A General Framework for Property-Driven Machine Learning

TL;DR

This paper introduces a unified framework combining adversarial training and differentiable logics to enforce safety and correctness properties in neural networks, applicable across various domains beyond computer vision.

Contribution

It presents a general approach that unifies existing property enforcement methods, enabling flexible specification and training of neural networks with logical constraints.

Findings

Framework effectively enforces safety properties in neural networks.

Demonstrated on drone control system with positive results.

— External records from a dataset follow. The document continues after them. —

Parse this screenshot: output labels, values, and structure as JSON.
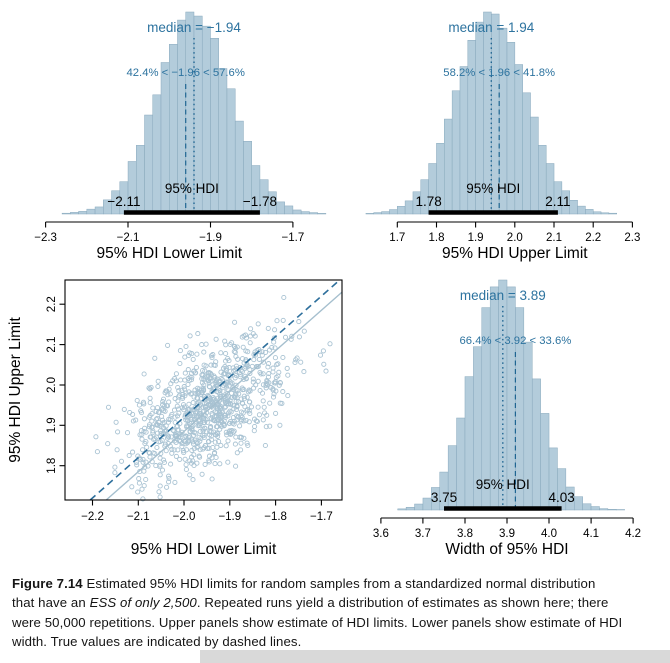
{
  "colors": {
    "bar_fill": "#b3ccdb",
    "bar_edge": "#87a8bc",
    "annotation_blue": "#2d739f",
    "guide_blue": "#1f6592",
    "hdi_black": "#000000",
    "point_stroke": "#a9c3d3",
    "solid_line": "#a5bfce",
    "dashed_line": "#2d6f9c",
    "axis_black": "#000000",
    "caption_text": "#151515",
    "scrollbar_gray": "#d9d9d9"
  },
  "chart_data": [
    {
      "id": "hdi_lower_hist",
      "type": "bar",
      "panel": "top-left",
      "median": -1.94,
      "median_annotation": "median = −1.94",
      "comparison_value": -1.96,
      "comparison_annotation": "42.4% < −1.96 < 57.6%",
      "pct_below": 42.4,
      "pct_above": 57.6,
      "hdi_interval": [
        -2.11,
        -1.78
      ],
      "hdi_label": "95% HDI",
      "hdi_low_label": "−2.11",
      "hdi_high_label": "−1.78",
      "xlabel": "95% HDI Lower Limit",
      "xlim": [
        -2.35,
        -1.61
      ],
      "tick_values": [
        -2.3,
        -2.1,
        -1.9,
        -1.7
      ],
      "tick_labels": [
        "−2.3",
        "−2.1",
        "−1.9",
        "−1.7"
      ],
      "bin_start": -2.26,
      "bin_width": 0.02,
      "counts": [
        0.4,
        0.8,
        1.3,
        2.4,
        3.5,
        7,
        11.5,
        16,
        26,
        34,
        49,
        59,
        75,
        84,
        96,
        100,
        98,
        93,
        87,
        72,
        62,
        46,
        36,
        24,
        17,
        11,
        6,
        4,
        2,
        1.2,
        0.7,
        0.3
      ]
    },
    {
      "id": "hdi_upper_hist",
      "type": "bar",
      "panel": "top-right",
      "median": 1.94,
      "median_annotation": "median = 1.94",
      "comparison_value": 1.96,
      "comparison_annotation": "58.2% < 1.96 < 41.8%",
      "pct_below": 58.2,
      "pct_above": 41.8,
      "hdi_interval": [
        1.78,
        2.11
      ],
      "hdi_label": "95% HDI",
      "hdi_low_label": "1.78",
      "hdi_high_label": "2.11",
      "xlabel": "95% HDI Upper Limit",
      "xlim": [
        1.61,
        2.35
      ],
      "tick_values": [
        1.7,
        1.8,
        1.9,
        2.0,
        2.1,
        2.2,
        2.3
      ],
      "tick_labels": [
        "1.7",
        "1.8",
        "1.9",
        "2.0",
        "2.1",
        "2.2",
        "2.3"
      ],
      "bin_start": 1.62,
      "bin_width": 0.02,
      "counts": [
        0.3,
        0.7,
        1.2,
        2.2,
        3.8,
        6.5,
        11,
        17,
        25,
        35,
        47,
        61,
        73,
        86,
        95,
        100,
        99,
        92,
        85,
        74,
        60,
        48,
        34,
        25,
        16,
        11.5,
        6.8,
        3.9,
        2.3,
        1.1,
        0.6,
        0.4
      ]
    },
    {
      "id": "hdi_limits_scatter",
      "type": "scatter",
      "panel": "bottom-left",
      "xlabel": "95% HDI Lower Limit",
      "ylabel": "95% HDI Upper Limit",
      "xlim": [
        -2.26,
        -1.655
      ],
      "ylim": [
        1.715,
        2.26
      ],
      "x_tick_values": [
        -2.2,
        -2.1,
        -2.0,
        -1.9,
        -1.8,
        -1.7
      ],
      "x_tick_labels": [
        "−2.2",
        "−2.1",
        "−2.0",
        "−1.9",
        "−1.8",
        "−1.7"
      ],
      "y_tick_values": [
        1.8,
        1.9,
        2.0,
        2.1,
        2.2
      ],
      "y_tick_labels": [
        "1.8",
        "1.9",
        "2.0",
        "2.1",
        "2.2"
      ],
      "points_summary": {
        "n": 900,
        "x_mean": -1.94,
        "x_sd": 0.085,
        "y_mean": 1.945,
        "y_sd": 0.082,
        "correlation": 0.55,
        "seed": 20140714
      },
      "lines": [
        {
          "name": "median-width-line",
          "style": "solid",
          "slope": 1,
          "intercept": 3.885
        },
        {
          "name": "true-values-line",
          "style": "dashed",
          "slope": 1,
          "intercept": 3.92
        }
      ]
    },
    {
      "id": "hdi_width_hist",
      "type": "bar",
      "panel": "bottom-right",
      "median": 3.89,
      "median_annotation": "median = 3.89",
      "comparison_value": 3.92,
      "comparison_annotation": "66.4% < 3.92 < 33.6%",
      "pct_below": 66.4,
      "pct_above": 33.6,
      "hdi_interval": [
        3.75,
        4.03
      ],
      "hdi_label": "95% HDI",
      "hdi_low_label": "3.75",
      "hdi_high_label": "4.03",
      "xlabel": "Width of 95% HDI",
      "xlim": [
        3.555,
        4.245
      ],
      "tick_values": [
        3.6,
        3.7,
        3.8,
        3.9,
        4.0,
        4.1,
        4.2
      ],
      "tick_labels": [
        "3.6",
        "3.7",
        "3.8",
        "3.9",
        "4.0",
        "4.1",
        "4.2"
      ],
      "bin_start": 3.64,
      "bin_width": 0.02,
      "counts": [
        0.5,
        1.2,
        2.6,
        5.2,
        9.8,
        16.5,
        28,
        40,
        58,
        71,
        88,
        97,
        100,
        97,
        88,
        73,
        57,
        42,
        27,
        18,
        10,
        5.8,
        2.7,
        1.5,
        0.6,
        0.3,
        0.2
      ]
    }
  ],
  "caption": {
    "lines": [
      [
        {
          "text": "Figure 7.14",
          "bold": true
        },
        {
          "text": "  Estimated 95% HDI limits for random samples from a standardized normal distribution"
        }
      ],
      [
        {
          "text": "that have an "
        },
        {
          "text": "ESS of only 2,500",
          "italic": true
        },
        {
          "text": ". Repeated runs yield a distribution of estimates as shown here; there"
        }
      ],
      [
        {
          "text": "were 50,000 repetitions. Upper panels show estimate of HDI limits. Lower panels show estimate of HDI"
        }
      ],
      [
        {
          "text": "width. True values are indicated by dashed lines."
        }
      ]
    ]
  }
}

Unifies multiple property-driven training techniques.

Abstract

Neural networks have been shown to frequently fail to learn critical safety and correctness properties purely from data, highlighting the need for training methods that directly integrate logical specifications. While adversarial training can be used to improve robustness to small perturbations within $\epsilon$-cubes, domains other than computer vision -- such as control systems and natural language processing -- may require more flexible input region specifications via generalised hyper-rectangles. Differentiable logics offer a way to encode arbitrary logical constraints as additional loss terms that guide the learning process towards satisfying these constraints. In this paper, we investigate how these two complementary approaches can be unified within a single framework for property-driven machine learning, as a step toward effective formal verification of neural networks. We show that well-known properties from the literature are subcases of this general approach, and we demonstrate its practical effectiveness on a case study involving a neural network controller for a drone system. Our framework is made publicly available at https://github.com/tflinkow/property-driven-ml.